- Genre: Action Thriller
- Written by: Kevin Elders
- Directed by: Kevin Elders
- Starring: Teri Hatcher Rob Lowe
- Theme music composer: Brian Tyler
- Country of origin: United States
- Original language: English

Production
- Producers: Steve Richards Alan Schechter
- Cinematography: Adam Kane
- Editor: Alain Jakubowicz
- Running time: 91 minutes
- Production company: USA Films

Original release
- Network: USA Network
- Release: December 11, 2001

= Jane Doe (2001 film) =

Jane Doe is a 2001 American made-for-television action thriller film starring Teri Hatcher and Rob Lowe directed and written by Kevin Elders.
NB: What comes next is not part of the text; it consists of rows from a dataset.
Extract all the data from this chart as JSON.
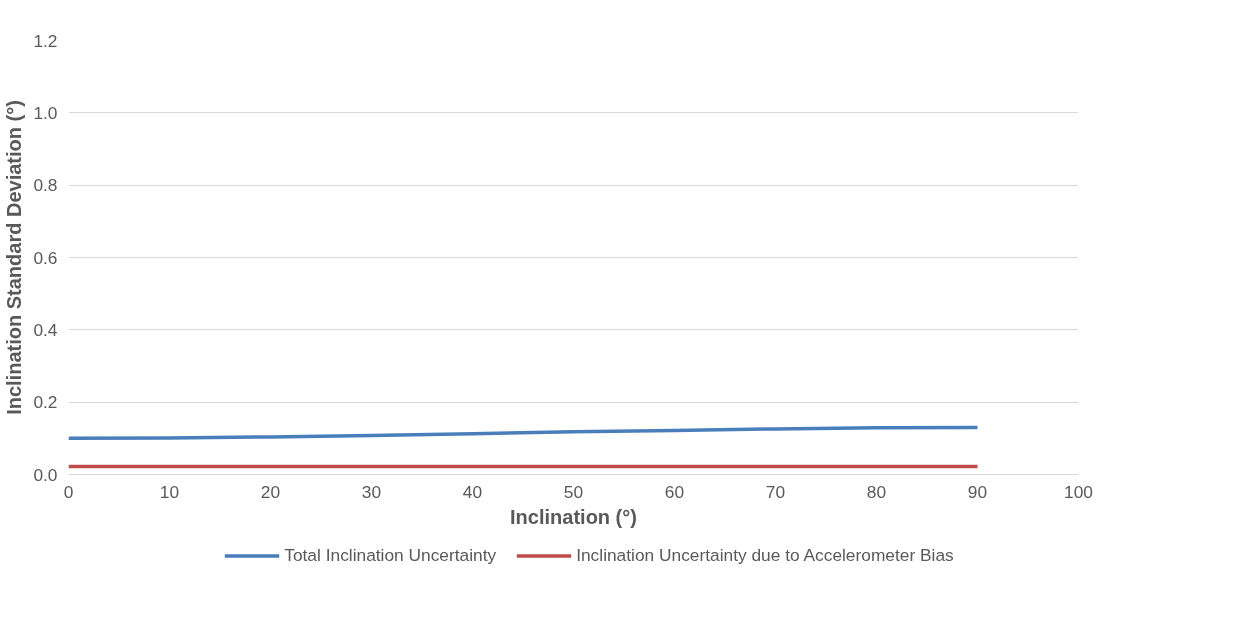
{
  "chart_data": {
    "type": "line",
    "xlabel": "Inclination (°)",
    "ylabel": "Inclination Standard Deviation (°)",
    "x": [
      0,
      10,
      20,
      30,
      40,
      50,
      60,
      70,
      80,
      90
    ],
    "series": [
      {
        "name": "Total Inclination Uncertainty",
        "color": "#4a7ebb",
        "values": [
          0.1,
          0.101,
          0.104,
          0.108,
          0.113,
          0.118,
          0.122,
          0.126,
          0.129,
          0.13
        ]
      },
      {
        "name": "Inclination Uncertainty due to Accelerometer Bias",
        "color": "#be4b48",
        "values": [
          0.022,
          0.022,
          0.022,
          0.022,
          0.022,
          0.022,
          0.022,
          0.022,
          0.022,
          0.022
        ]
      }
    ],
    "xlim": [
      0,
      100
    ],
    "xticks": [
      0,
      10,
      20,
      30,
      40,
      50,
      60,
      70,
      80,
      90,
      100
    ],
    "ylim": [
      0,
      1.2
    ],
    "yticks": [
      {
        "value": 0,
        "label": "0.0"
      },
      {
        "value": 0.2,
        "label": "0.2"
      },
      {
        "value": 0.4,
        "label": "0.4"
      },
      {
        "value": 0.6,
        "label": "0.6"
      },
      {
        "value": 0.8,
        "label": "0.8"
      },
      {
        "value": 1.0,
        "label": "1.0"
      },
      {
        "value": 1.2,
        "label": "1.2"
      }
    ],
    "grid": "y",
    "legend": "bottom",
    "marker": "none",
    "line_style": "solid"
  }
}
The film premiered on USA Network on December 11, 2001.

==Background==
Elders had written the script seven years before its release; according to Hatcher, studios were reluctant to pick it up because the lead character was a woman. The filmmakers planned to release Jane Doe abroad in theaters in addition to its USA network premiere

==Plot summary==
Jane Doe (Hatcher) is the real name of arms manufacturer Cy-Kor's recently fired security password employee with top clearance, whose teenage son Michael (Trevor Blumas) is kidnapped. She obeys the bizarre instructions, including getting and learning to use a gun and downloading a secret file (after which her work post starts totally deleting), dumping both in a dumpster and waiting nearby, only to witness the company's CEO Churnings being shot by a sniper using an identical weapon. Michael is released, but the pair is now wanted for the murder and both are abducted by armed men, who bring them to a ranch. There they are welcomed by Michael's father, David Doe (Lowe), who discloses to be an agent of the Defense Intelligence Agency (DIA), and so is Michael, who used her clearance as the whole thing is a sting for the kidnapping and murder's brain, Avery (Mark Caven) so he will sell the enemy false data. However, David's DIA-partner Kurt Simmons and their boss Phelps have a dirty agenda.

==Critical reception==
Jane Doe received primarily poor reviews. The San Francisco Chronicle called the film a "frenetic failure." The New York Daily News wrote that the plot was "full of holes" and that the acting and special effects were poor. The South Florida Sun-Sentinel said the film "relies solely on star power to attract and hold an audience."